The 2-year, 2,500-patient Navigate trial is designed to evaluate the performance of the LungGPS electromagnetic navigation bronchoscopy technology the SuperDimension device uses to navigate the lungs. The single-arm, multi-center post-market observational study also aims to measure how often doctors use the system to obtain biopsies from surrounding lymph nodes and place markers to guide future procedures, Medtronic said.
The 1st patient in the trial underwent an ENB procedure at Pulmonary & Critical Care Associates of Baltimore April 16, the Fridley, Minn.-based company said. Covidien paid roughly $300 million plus possible earnouts to acquire SuperDimension in 2012; Medtronic paid $50 billion for Covidien in January.
“Medtronic is committed to providing innovative diagnostic and therapeutic solutions for lung disease that have the potential to transform care and improve outcomes for patients worldwide,” minimally invasive therapies chief medical officer Dr.

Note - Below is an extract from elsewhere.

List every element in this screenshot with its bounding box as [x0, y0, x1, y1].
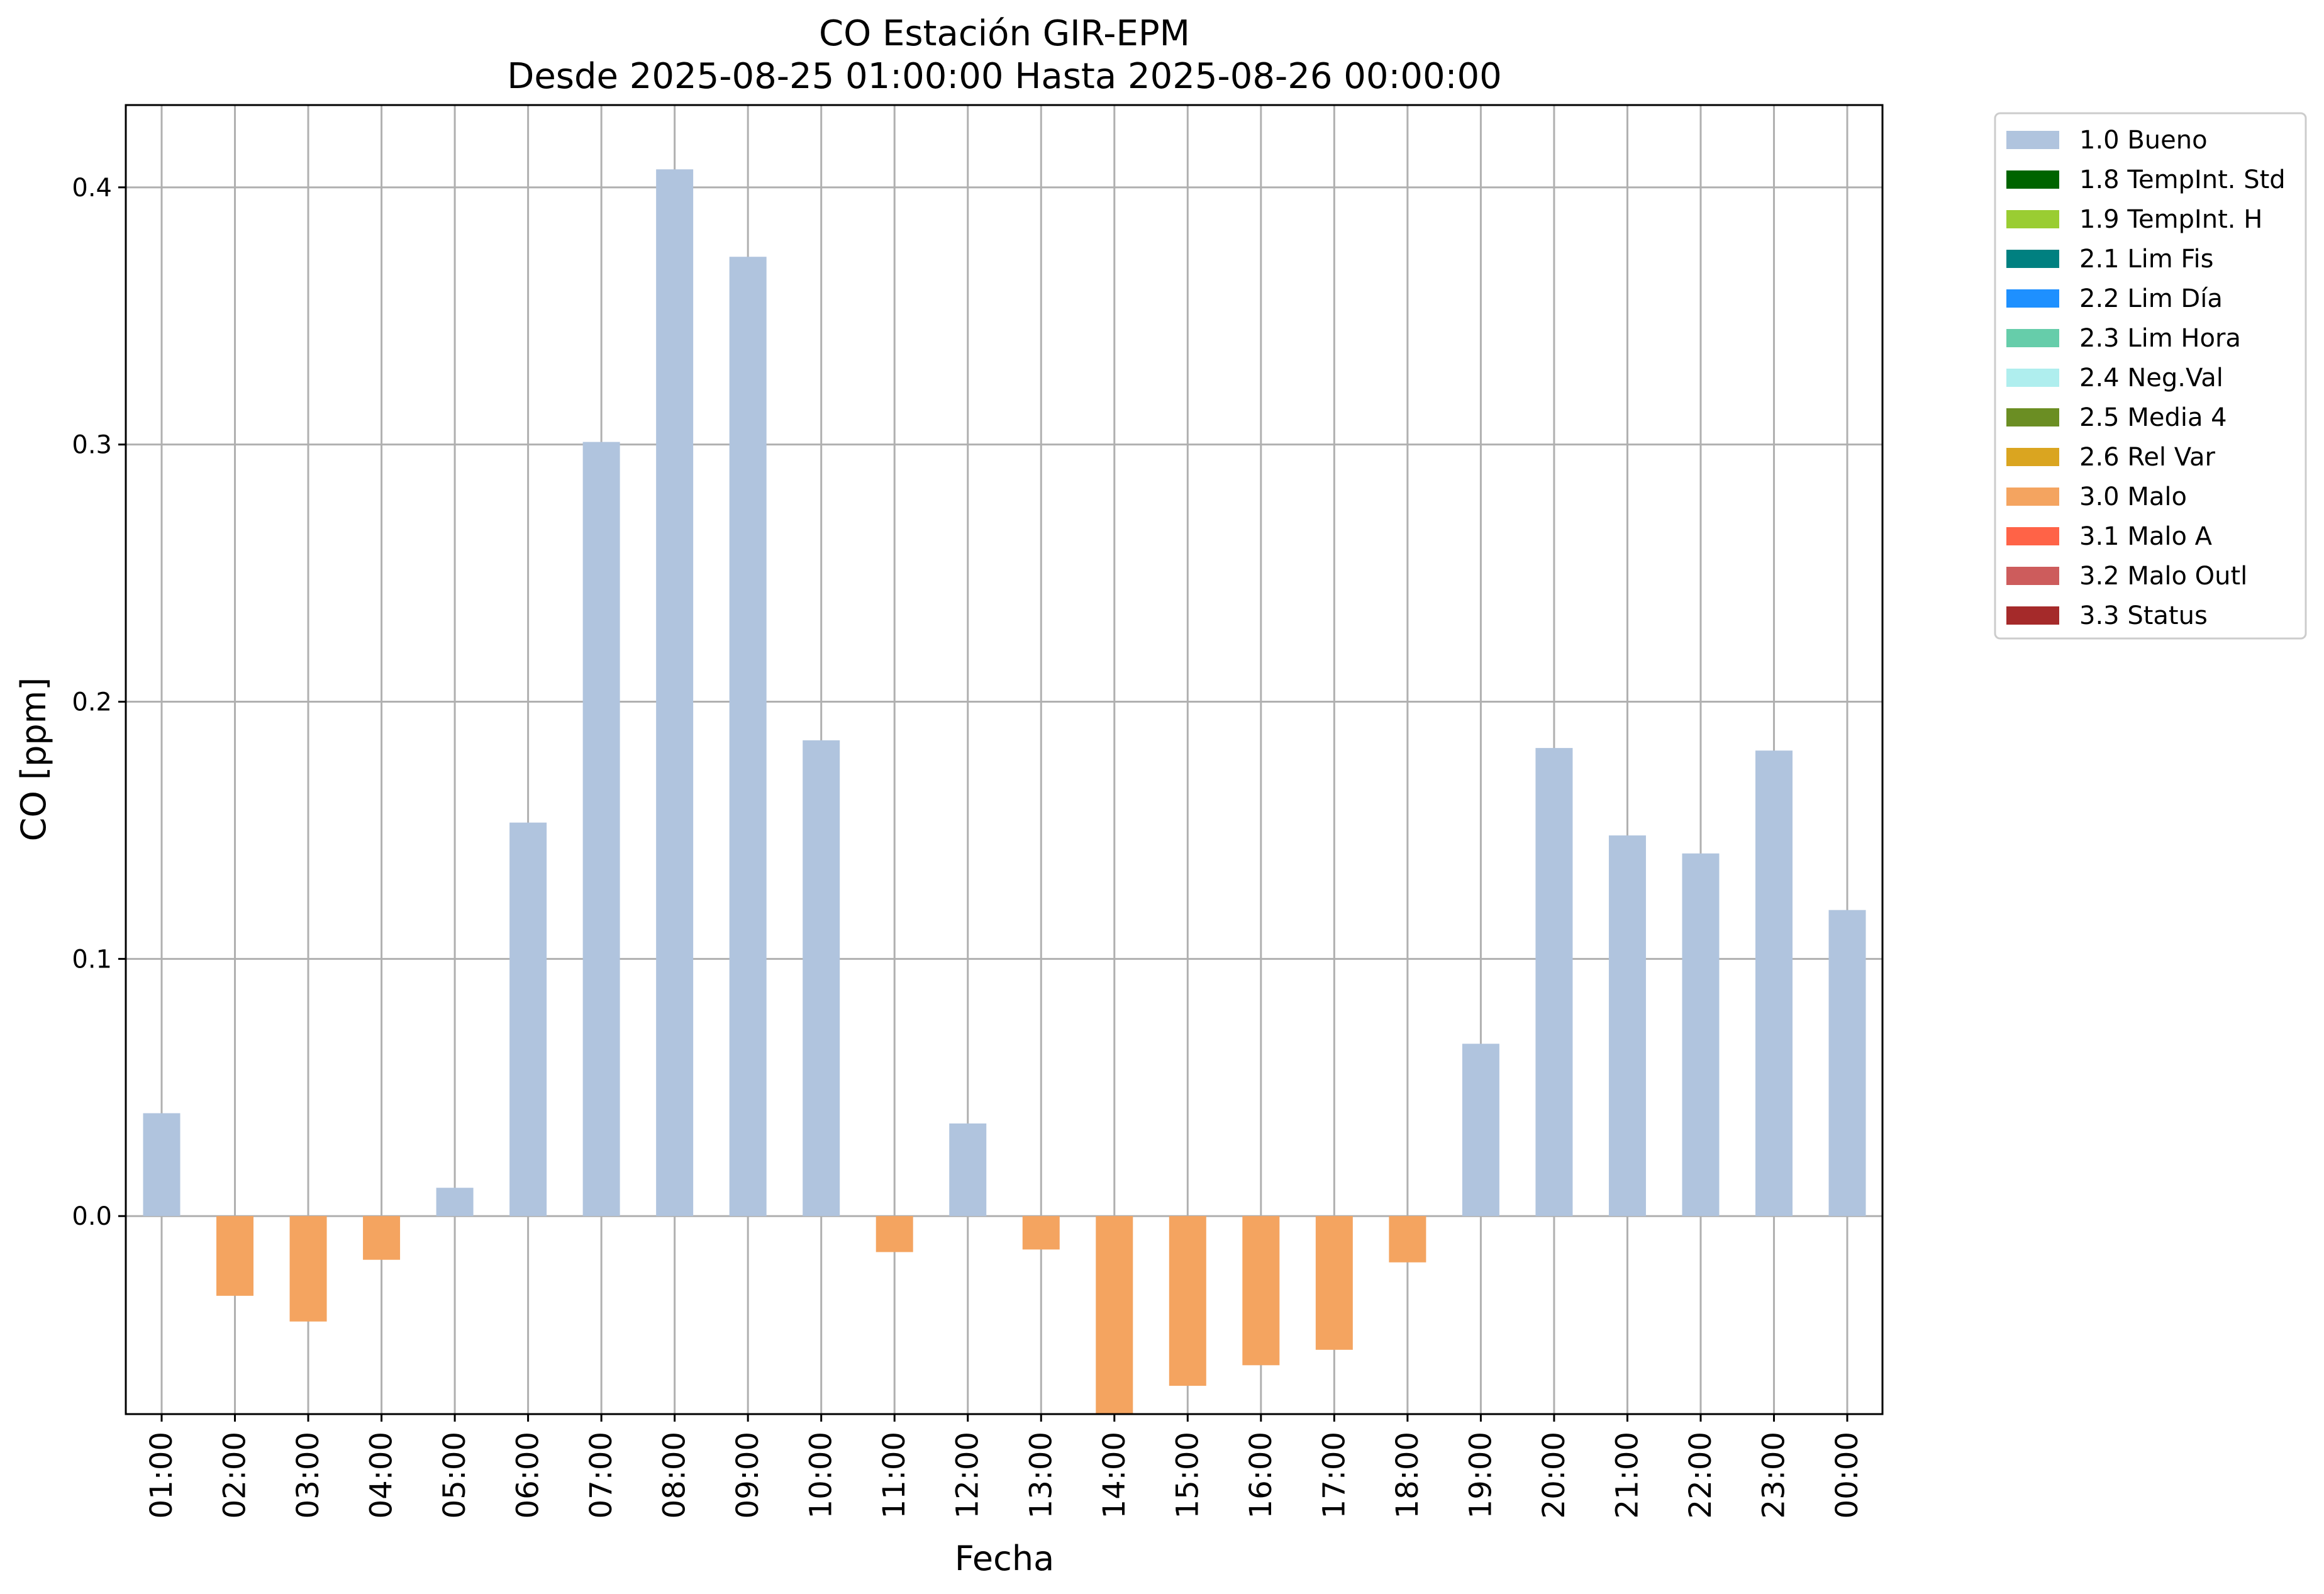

Michael Tarnoff said in prepared remarks. “We hope the Navigate study will help confirm the impact of ENB procedures that we have seen in over 50,000 cases performed at more than 600 hospitals commercially and as part of prior clinical trials. Given the results seen to date, we are confident that this approach has the potential to become a recommended global standard of care to aid in diagnosis of peripheral lung lesions.”
“With the introduction of ENB procedures, we can now navigate through the lung allowing us to screen for cancer and other diseases without surgery,” added co-national lead investigator Dr. Erik Folch of Boston’s Beth Israel Deaconess Medical Center. “With this minimally invasive diagnostic approach now available, we are able to manage thousands of patients with suspicious lung nodules that show up on computerized tomography (CT) scans without resorting to surgery. This important study holds the key to determining the real-world impact of this minimally invasive approach that, I believe, could significantly reduce the mortality of lung cancer.”
“As lung cancer screening initiatives increase and we find more suspicious lung nodules, it is especially critical to provide minimally invasive diagnostic options earlier so patients can receive treatment sooner and have better chances of long-term survival,” noted co-national lead investigator Dr. Sandeep Khandhar of Falls Church, Va.-based Inova Health. “We are at a crucial time where diagnostic and surgical technologies have advanced to a level where I believe there could be a significant shift in patient outcomes and many patients can go on to lead long, active and healthy lives after a lung cancer diagnosis, which was almost unheard of even 10 years ago.”